Let’s choose intervals of 𝜋 by two radians. Now if we were actually looking to sketch the curve, we may wish to choose, say, 𝜋 by four as our subinterval. But we’re just simply looking to compare our coordinates to the given graphs. To find the first ordered pair, we substitute 𝑡 equals zero into each of our parametric equations. That gives us 𝑥 equals two sin zero and 𝑦 equals three cos zero. Our first ordered pair is zero, three.

We then substitute 𝑡 equals 𝜋 by two. And we get 𝑥 equals two sin of 𝜋 by two and 𝑦 equals three cos of 𝜋 by two. That gives us 𝑥 equals two and 𝑦 equals zero. We continue the pattern by substituting 𝑡 equals 𝜋 to get two sin 𝜋 for 𝑥 and three cos 𝜋 for 𝑦, giving us an ordered pair of zero, negative three. Substituting 𝑡 equals three 𝜋 by two into each equation, and we get 𝑥 equals negative two and 𝑦 equals zero. For 𝑡 equals two 𝜋, we get the ordered pair zero, three. And our last two ordered pairs occur when 𝑡 equals five 𝜋 by two and three 𝜋. And they are two, zero and zero, negative three, respectively.

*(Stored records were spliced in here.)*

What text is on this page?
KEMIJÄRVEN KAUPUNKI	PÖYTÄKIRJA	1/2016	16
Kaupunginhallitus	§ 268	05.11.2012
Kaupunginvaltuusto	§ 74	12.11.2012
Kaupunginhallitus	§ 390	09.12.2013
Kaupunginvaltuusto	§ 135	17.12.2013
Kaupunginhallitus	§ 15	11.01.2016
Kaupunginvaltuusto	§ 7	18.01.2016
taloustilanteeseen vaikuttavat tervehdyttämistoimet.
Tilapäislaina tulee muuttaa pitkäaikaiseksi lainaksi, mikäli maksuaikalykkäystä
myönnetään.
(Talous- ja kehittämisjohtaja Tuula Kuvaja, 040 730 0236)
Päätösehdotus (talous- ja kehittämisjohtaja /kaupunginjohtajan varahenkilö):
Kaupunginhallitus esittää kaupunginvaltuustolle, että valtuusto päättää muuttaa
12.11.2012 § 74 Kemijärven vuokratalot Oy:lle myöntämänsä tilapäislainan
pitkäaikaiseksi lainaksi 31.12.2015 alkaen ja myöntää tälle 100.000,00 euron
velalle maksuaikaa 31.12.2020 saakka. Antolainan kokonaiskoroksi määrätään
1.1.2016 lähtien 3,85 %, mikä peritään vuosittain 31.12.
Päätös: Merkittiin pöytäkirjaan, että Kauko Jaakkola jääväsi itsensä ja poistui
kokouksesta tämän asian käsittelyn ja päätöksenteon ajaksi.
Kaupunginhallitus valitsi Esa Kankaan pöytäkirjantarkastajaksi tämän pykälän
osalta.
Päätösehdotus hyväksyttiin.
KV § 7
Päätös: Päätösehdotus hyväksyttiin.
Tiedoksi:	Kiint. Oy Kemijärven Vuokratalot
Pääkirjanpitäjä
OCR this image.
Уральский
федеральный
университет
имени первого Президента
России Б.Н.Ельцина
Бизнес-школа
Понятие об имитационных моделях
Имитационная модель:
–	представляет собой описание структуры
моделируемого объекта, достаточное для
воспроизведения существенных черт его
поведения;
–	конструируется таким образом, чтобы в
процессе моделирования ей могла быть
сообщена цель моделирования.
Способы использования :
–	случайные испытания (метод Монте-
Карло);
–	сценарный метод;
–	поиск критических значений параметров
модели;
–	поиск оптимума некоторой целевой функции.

Let’s compare these to each of our sketches. And we need to ensure that we move in increasing values of 𝑡. That is, we begin at 𝑡 equals zero and move all the way through to 𝑡 equals three 𝜋. That leaves us with either B or C. And in fact, we move in a clockwise direction. So actually, we’re interested in C. And you might have noticed that the values themselves repeat. It should be quite clear now that, due to the nature of the shape of our curve, this pattern will continue forever. The sketch of the equations 𝑥 of 𝑡 equals two sin 𝑡 and 𝑦 of 𝑡 equals three cos 𝑡 is C.